JERUSALEM -- A Palestinian official in the West Bank said Friday that the distribution of a draft resolution at the United Nations headquarters in New York a day earlier was the "first big step" toward a vote this month on enhancing the Palestinians' status in the General Assembly.
The distribution of the draft to all 193 member states is the first practical act in an effort likely to set the Palestinians on a collision course with Israel.
The United States and Israel have strongly opposed the Palestinians' plans to gain international recognition for their claim to a state in the West Bank, Gaza and East Jerusalem and to upgrade their status to that of a nonmember observer state in the United Nations system.
Although close to 130 countries have expressed support for the move, according to the Palestinians, the Palestinian leadership has come under heavy diplomatic pressure to postpone it, to give a second-term Obama administration some time and flexibility and to await the outcome of Israeli elections scheduled for January.
But the Palestinian official, who spoke on the condition of anonymity because of the delicate diplomacy under way, said, "We do not see any reason to delay it," adding that the Palestinians had been waiting for statehood for decades.
Last year, the Palestinians submitted an application to the Security Council to become a full member state of the United Nations, but the United States made it clear it would veto approval for the request. It became bogged down in committee and has not come to a vote. In the General Assembly, where resolutions are nonbinding, there are no veto powers.
The draft resolution "reaffirms the right of the Palestinian people to self-determination and to independence in their state of Palestine on the basis of the pre-1967 borders," according to the Palestinian official who is familiar with the document.
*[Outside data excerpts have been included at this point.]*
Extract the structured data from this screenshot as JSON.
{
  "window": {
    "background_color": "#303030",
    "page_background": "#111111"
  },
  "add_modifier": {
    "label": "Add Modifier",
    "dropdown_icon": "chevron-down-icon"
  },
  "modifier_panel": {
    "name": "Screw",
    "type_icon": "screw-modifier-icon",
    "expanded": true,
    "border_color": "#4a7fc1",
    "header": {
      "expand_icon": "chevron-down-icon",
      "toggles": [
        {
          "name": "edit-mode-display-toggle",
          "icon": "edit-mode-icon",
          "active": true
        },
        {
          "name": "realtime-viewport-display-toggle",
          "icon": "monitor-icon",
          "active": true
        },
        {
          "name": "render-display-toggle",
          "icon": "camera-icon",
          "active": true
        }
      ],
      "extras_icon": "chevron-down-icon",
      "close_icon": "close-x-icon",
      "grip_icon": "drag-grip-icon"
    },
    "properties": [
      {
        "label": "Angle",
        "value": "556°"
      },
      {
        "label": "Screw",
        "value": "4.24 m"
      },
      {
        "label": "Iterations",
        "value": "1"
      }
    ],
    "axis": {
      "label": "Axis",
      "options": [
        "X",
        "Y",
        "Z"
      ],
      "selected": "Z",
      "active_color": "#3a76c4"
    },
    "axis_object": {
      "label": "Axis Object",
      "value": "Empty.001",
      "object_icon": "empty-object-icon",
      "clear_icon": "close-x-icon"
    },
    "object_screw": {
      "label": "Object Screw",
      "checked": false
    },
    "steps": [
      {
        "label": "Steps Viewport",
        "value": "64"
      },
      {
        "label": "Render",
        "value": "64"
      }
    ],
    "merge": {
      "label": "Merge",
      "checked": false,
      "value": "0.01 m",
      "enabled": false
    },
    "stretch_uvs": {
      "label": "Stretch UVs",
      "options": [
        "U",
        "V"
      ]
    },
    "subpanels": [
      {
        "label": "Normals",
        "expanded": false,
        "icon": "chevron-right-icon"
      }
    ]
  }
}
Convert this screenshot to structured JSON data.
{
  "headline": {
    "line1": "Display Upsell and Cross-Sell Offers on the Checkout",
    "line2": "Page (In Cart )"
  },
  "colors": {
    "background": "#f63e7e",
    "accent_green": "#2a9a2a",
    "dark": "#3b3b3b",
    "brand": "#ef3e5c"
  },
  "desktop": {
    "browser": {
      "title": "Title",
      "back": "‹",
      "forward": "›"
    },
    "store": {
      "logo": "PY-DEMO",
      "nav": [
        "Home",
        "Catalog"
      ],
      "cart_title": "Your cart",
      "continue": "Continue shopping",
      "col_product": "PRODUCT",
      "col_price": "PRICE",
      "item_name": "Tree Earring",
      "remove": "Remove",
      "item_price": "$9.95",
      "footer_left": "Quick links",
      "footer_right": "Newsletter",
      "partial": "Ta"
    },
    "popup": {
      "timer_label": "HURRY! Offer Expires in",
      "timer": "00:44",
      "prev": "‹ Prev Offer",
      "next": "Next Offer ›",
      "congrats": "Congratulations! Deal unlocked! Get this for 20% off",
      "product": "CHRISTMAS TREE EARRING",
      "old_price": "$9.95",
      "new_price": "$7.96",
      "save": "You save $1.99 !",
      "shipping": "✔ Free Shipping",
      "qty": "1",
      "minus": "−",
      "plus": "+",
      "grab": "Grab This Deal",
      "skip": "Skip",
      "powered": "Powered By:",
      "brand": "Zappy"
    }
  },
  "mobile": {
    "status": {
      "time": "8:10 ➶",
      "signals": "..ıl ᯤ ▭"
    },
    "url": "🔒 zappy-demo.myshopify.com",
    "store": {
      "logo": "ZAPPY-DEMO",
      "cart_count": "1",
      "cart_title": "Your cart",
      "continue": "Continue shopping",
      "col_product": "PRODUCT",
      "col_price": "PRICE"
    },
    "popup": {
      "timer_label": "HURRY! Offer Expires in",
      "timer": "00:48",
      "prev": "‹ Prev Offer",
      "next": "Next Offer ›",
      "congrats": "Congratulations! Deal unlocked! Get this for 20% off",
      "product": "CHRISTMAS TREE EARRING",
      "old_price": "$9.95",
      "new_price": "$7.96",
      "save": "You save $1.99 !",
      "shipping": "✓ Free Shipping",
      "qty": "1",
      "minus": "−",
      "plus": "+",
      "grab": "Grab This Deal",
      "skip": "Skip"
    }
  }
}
He said it also expresses "the urgent need for the resumption and acceleration of negotiations within the Middle East peace process" and states that the permanent borders of a Palestinian state are "to be determined in final status negotiations."
The official said that friendly countries, including some in Europe, had advised the Palestinians to emphasize the need for negotiations, presumably to try to undercut the argument made by Israel and some major international players, including Britain, that unilateral actions like this are detrimental to efforts for a two-state solution that can be achieved only through peace talks.
Israel rejects the Palestinian assertion that the resolution does not conflict with a return to negotiations.
"We are trying to make the case with all United Nations members that this vote is not what it seems," said Yigal Palmor, the Israeli Foreign Ministry spokesman. "It is not a vote for Palestinian reconciliation with Israel but for a continuation of the confrontation with Israel by other means."
Mr. Palmor said that Israel was ready for negotiations at any time but that the Palestinians had set preconditions. He said that enshrining outlines for negotiations in a United Nations resolution was problematic. The Palestinians, he added, would use any enhanced status to try to join additional United Nations organizations as well as other international bodies like the International Criminal Court, where they could attempt to sue Israel for activities like settlement building.
In an opinion article on The New York Times's Op-Ed page last year, the Palestinian Authority's president, Mahmoud Abbas, wrote: "Palestine's admission to the United Nations would pave the way for the internationalization of the conflict as a legal matter, not only a political one. It would also pave the way for us to pursue claims against Israel at the United Nations, human rights treaty bodies and the International Court of Justice."
This time the Palestinians have been more circumspect, stating more vaguely in a recent official document that enhanced status will "enable Palestine to better use the U.N. and other international forums to advance its just cause for freedom and independence" and help the Palestinians "to reinforce the international position that does not recognize Israel's occupation and practices of colonization and annexation as legitimate."
The Palestinians are now waiting for feedback on the draft resolution before setting a date for a vote, most likely on Nov. 29, the 65th anniversary of the United Nations vote to partition the territory of Palestine into Jewish and Arab states.
This week, Palestinian leaders fanned out across Europe to drum up support for the motion. Israel's foreign minister, Avigdor Lieberman, was meeting in Vienna on Friday with Israel's ambassadors to more than two dozen European countries to coordinate the campaign against the Palestinian request.